Наконец отец решил, что надо «сменить обстановку» и что мы поедем на неделю в гости к какому-то вдруг обнаруженному им дальнему родственнику, живущему близ Орлеана, в захудалой деревушке на равнине, где стоит запах молока и навоза. Окно моей спальни, выбеленной известью, выходило на птичий двор, где с ранней зари заводили свой истеричный галдеж рыжие куры. Кузина щупала мои тощие плечи и кричала, что краше в гроб кладут, но погодите с недельку, пусть поест моего супа с капустой и свежей солонинкой, тогда увидим! Ее муж рассказывал про свои молодые годы, он слегка заговаривался. Я целыми часами валялся на лугу, читал, опершись на локоть, или мечтал, а рядом со мной рвалась с колышка коза, яростно бодая воздух. Мне было скучно, я плохо переносил деревню и весь этот неумолчный семейный гам. Я замыкался в свои мечты о Катрин, как прячется в свой домик боязливая улитка.
По возвращении домой я пережил недели тоскливого беспокойства и ожидания. Я жадно искал в книгах хоть что-то, созвучное моей меланхолии, только это еще способно было взволновать мою душу. Когда я отрывался от книг, голова моя кружилась, я весь был во власти музыки. Прекрасные юные девы с чертами Катрин воспаряли в горных высях, и ветер развевал их длинные волосы, или же, полунагие, они простирали ко мне руки из прозрачных волн. Я записывал стихи в блокнот с черной обложкой и только этим немного облегчал свою тоску. Высушенные августовским солнцем, желтели над могильными плитами высокие травы. В сумерках пронзительно скрипели насосы в садах, всегда одни и те же женщины протяжными нудными голосами обсуждали погоду. Я захлопывал окно, спасаясь от криков детворы. По утрам, разбуженный заводской сиреной, я слышал внизу, в кухне, неразборчивые голоса и стук кастрюль, потом ко мне наверх поднимался грустный запах кофе. Отец и мать уходили на работу, сперва он, потом она, калитка, тихонько скрипнув, закрывалась, и я оставался один в своей комнате, пронзенной первым солнечным лучом.
Конец лета вернул мне Катрин. Снова я увидел, как она идет по дорожке к своей клумбе с лилиями. Итак, она опять заняла свое место, а я свое, и казалось, так будет вечно.

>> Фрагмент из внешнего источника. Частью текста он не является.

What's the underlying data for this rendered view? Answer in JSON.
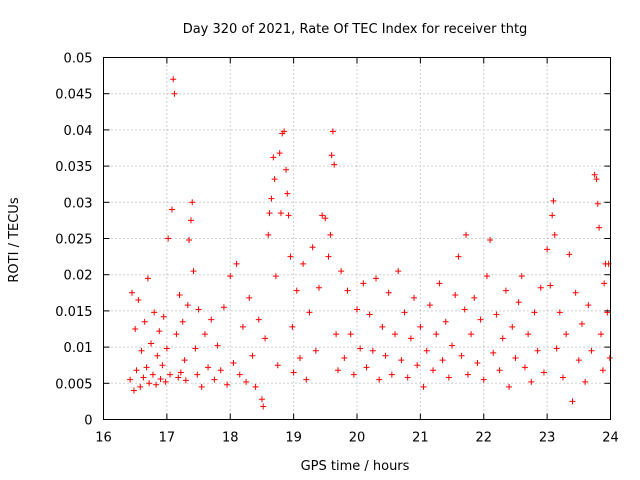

Октябрь, ноябрь, а вот и зима. Однажды утром я услышал снежную тишину. Снег шел всю ночь, он укрыл белой пеленой сады и мраморные кресты. Бледное солнце вставало над притихшим городом. В кустах суетились дрозды. Катрин вышла на улицу. Она была в меховой шапочке, с муфтой. Вот такой я ее и представлял вначале — Ольга, Наташа, Татьяна, Оксана, — среди заснеженных елей, на фоне церкви, в санях. Она протягивала мне руку, сверкал алый камешек на пальце. Глядя, как она бегает по саду вместе с братишкой, который барахтался в кустах и кидал в нее снежки, я впервые почувствовал — как будто эта внезапно нагрянувшая белизна послужила мне связующим звеном, — что теперь я могу наконец подойти к ней, заговорить и что скоро мы вправду вместе будем гулять по лесу. Они с братом перешли улицу и вошли во двор гранитной мастерской, пробираясь между памятниками и плитами. Я вытер запотевшее стекло жестом, который можно было принять за условный знак. И мне показалось, что Катрин подняла глаза к моему окну.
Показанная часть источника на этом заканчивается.